From the beginning of his political career as mayor of the cosseted Paris suburb of Neuilly, Sarkozy's attitude rubbed many French politicians and political commentators the wrong way. He was trained as a lawyer, making him one of the few senior French political figures who did not emerge through the National School of Administration, the elite academy that molds graduates of France's top universities to be ministry assistants, senior civil servants and, sometimes, political leaders.
Sarkozy is the son of a Hungarian immigrant descended from minor nobility who married the daughter of a French urologist whose ancestors were among the Jews of Salonika, Greece. As such, Sarkozy was considered something of an outsider as he climbed the hierarchy in the Gaullist party under former president Jacques Chirac. Sarkozy's vocabulary was more robust than the velvet tones learned by his competitors from the National School of Administration and, perhaps because he is only 5-foot-5, he struck some as a bantam pecking his way through a world of finely feathered roosters.
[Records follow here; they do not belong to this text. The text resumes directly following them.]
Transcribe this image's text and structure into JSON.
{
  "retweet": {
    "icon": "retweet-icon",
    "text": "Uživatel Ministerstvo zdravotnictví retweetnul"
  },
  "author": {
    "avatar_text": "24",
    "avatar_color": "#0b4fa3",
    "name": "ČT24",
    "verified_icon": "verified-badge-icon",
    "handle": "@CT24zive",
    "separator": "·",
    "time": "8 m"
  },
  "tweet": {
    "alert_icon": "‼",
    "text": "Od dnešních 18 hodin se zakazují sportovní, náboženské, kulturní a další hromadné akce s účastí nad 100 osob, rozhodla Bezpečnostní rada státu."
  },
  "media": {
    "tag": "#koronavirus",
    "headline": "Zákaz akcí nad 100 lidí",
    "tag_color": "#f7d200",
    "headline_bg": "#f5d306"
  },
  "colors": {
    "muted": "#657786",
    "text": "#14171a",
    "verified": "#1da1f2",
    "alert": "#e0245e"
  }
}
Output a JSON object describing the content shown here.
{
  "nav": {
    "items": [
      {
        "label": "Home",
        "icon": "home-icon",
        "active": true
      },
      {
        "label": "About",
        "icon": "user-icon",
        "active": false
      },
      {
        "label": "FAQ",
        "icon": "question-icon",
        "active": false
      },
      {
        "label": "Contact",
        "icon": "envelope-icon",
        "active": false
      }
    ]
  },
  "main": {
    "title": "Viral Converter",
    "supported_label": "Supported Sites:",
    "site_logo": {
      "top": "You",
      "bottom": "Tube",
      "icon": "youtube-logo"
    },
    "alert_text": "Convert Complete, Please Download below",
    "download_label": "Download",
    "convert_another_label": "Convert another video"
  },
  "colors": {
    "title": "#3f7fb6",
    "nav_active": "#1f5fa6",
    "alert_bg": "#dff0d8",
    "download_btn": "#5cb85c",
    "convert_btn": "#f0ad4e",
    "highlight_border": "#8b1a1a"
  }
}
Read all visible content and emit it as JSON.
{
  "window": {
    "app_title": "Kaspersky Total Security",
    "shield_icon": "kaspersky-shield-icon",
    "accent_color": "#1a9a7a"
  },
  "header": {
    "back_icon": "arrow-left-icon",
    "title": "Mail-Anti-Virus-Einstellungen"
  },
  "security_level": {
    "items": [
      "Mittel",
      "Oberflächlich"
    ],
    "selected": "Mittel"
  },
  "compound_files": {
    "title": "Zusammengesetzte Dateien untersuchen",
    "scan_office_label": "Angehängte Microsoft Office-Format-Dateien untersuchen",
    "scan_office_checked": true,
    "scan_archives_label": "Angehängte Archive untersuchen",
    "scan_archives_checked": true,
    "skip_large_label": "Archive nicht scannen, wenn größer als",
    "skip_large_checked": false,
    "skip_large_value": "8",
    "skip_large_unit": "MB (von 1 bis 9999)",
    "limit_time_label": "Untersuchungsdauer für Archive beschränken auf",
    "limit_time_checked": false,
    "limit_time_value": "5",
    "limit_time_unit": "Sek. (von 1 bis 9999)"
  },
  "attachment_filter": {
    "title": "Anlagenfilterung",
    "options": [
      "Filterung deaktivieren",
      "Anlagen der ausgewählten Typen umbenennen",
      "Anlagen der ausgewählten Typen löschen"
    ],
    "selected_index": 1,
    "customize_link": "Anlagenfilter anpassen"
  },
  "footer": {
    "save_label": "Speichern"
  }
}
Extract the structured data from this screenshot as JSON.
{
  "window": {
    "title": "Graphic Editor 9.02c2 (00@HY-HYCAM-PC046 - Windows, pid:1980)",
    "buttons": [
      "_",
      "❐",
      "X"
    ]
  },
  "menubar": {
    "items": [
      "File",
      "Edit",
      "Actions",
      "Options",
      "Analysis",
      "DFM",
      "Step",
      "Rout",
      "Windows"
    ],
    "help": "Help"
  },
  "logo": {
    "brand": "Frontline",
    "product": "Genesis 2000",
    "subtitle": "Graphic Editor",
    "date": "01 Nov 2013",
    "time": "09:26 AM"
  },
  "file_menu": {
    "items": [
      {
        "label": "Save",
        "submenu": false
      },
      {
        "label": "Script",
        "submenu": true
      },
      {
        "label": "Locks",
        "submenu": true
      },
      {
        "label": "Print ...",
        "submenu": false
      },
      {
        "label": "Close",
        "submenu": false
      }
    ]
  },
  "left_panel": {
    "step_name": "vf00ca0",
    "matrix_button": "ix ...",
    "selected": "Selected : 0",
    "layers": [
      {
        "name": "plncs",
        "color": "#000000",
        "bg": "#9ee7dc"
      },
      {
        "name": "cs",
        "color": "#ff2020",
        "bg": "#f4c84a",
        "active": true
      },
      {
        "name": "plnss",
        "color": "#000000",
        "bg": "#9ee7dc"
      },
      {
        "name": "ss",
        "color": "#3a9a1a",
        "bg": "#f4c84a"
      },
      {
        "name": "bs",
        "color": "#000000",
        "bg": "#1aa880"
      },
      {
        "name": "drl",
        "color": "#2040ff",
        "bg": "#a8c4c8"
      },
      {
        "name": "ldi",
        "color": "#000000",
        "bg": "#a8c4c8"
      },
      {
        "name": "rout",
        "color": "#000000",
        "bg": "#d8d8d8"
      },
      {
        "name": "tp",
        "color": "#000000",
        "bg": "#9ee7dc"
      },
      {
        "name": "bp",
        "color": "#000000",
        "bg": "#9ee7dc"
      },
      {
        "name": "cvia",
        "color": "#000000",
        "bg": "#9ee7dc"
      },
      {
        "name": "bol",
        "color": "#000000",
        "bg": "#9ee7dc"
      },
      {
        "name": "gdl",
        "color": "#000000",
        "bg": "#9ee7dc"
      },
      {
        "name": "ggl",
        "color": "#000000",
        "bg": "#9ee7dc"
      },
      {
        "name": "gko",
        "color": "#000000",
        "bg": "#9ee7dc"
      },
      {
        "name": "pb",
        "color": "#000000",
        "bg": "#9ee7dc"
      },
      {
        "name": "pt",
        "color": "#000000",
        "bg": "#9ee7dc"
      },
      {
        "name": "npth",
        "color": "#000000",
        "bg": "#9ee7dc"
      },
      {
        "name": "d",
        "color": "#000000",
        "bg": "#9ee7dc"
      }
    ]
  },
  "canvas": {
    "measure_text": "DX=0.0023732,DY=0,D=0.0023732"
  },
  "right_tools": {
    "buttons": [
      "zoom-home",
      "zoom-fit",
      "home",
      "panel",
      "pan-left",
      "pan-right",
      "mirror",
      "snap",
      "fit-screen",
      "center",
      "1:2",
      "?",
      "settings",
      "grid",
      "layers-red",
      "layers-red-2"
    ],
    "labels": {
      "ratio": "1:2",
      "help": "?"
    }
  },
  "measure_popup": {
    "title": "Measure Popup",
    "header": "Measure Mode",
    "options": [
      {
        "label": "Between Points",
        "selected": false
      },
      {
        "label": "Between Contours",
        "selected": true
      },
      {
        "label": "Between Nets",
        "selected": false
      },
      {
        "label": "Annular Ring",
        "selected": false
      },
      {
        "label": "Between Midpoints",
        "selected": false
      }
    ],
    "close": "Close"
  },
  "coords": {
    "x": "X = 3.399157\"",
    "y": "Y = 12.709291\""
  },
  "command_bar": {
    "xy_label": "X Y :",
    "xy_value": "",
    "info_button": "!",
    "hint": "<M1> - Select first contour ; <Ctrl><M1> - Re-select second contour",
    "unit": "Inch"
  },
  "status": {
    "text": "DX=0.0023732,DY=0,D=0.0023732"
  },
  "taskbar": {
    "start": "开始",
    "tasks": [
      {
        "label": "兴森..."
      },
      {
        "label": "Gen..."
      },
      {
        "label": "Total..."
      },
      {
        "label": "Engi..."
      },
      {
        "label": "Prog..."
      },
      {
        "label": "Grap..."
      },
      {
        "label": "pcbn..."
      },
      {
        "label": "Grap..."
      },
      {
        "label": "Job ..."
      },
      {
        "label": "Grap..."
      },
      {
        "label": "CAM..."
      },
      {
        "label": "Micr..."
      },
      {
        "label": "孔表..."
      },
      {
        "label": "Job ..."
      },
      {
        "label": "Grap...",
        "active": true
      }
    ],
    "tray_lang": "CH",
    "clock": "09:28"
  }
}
"Politics was not a family tradition," he wrote in his 300-page campaign manifesto. "In fact, everything should have discouraged me from it. I had neither relations nor fortune. I was not a civil servant and I had a name that, with its foreign sound, would have convinced a lot of people to melt into anonymity rather than expose themselves to the light."
Sarkozy's competition with former prime minister Dominique de Villepin was a dramatic illustration of his drive. Both men were weighing a run for the presidency at the end of Chirac's second and final term. De Villepin, a tall, silver-haired graduate of the National School of Administration who had been a diplomat and foreign minister, looked the part. But Sarkozy, distinguishing himself as a law-and-order interior minister during immigrant rioting, scratched his way into the Gaullist party leadership and eventually imposed himself as the candidate.
Nicolas Verón of Bruegel, the Brussels-based economic and political research center, noted that throughout his career, Sarkozy has come back to try again after defeats. This trait was on display during the recent financial crisis, Verón noted.
Sarkozy's first attempt to get the leaders of Europe's main economic powers to endorse coordinated responses on Oct. 4 ended in failure. Undeterred, he multiplied telephone contacts and sent out a flurry of suggestions to European capitals .
The result was a summit Oct. 12 during which the leaders of the 15 countries that use the euro agreed on a common European framework for national measures to keep banks afloat and guarantee bank deposits.
"And he was diplomatic about it, too," Verón added.
To make the accord possible, for instance, Sarkozy went out of his way to court German Chancellor Angela Merkel, with whom he had clashed in previous times of stress. She had proclaimed that case-by-case national decisions were the only way out of the crisis. But by the Oct. 12 summit, she was signing onto Sarkozy's proposals for a Europe-wide formula.
Similarly, British Prime Minister Gordon Brown had attended the Oct. 4 gathering only on the condition that there be no talk of common European bailout funds. Once there, he joined Merkel in advocating national-level action. But Sarkozy responded by letting it be known through leaks from the Elysee Palace that he admired Brown's bailout plan for Britain and wanted to suggest something similar on a European scale. In a further bow to Brown, he invited the British leader to attend part of the Oct. 12 summit even though Britain does not use the euro.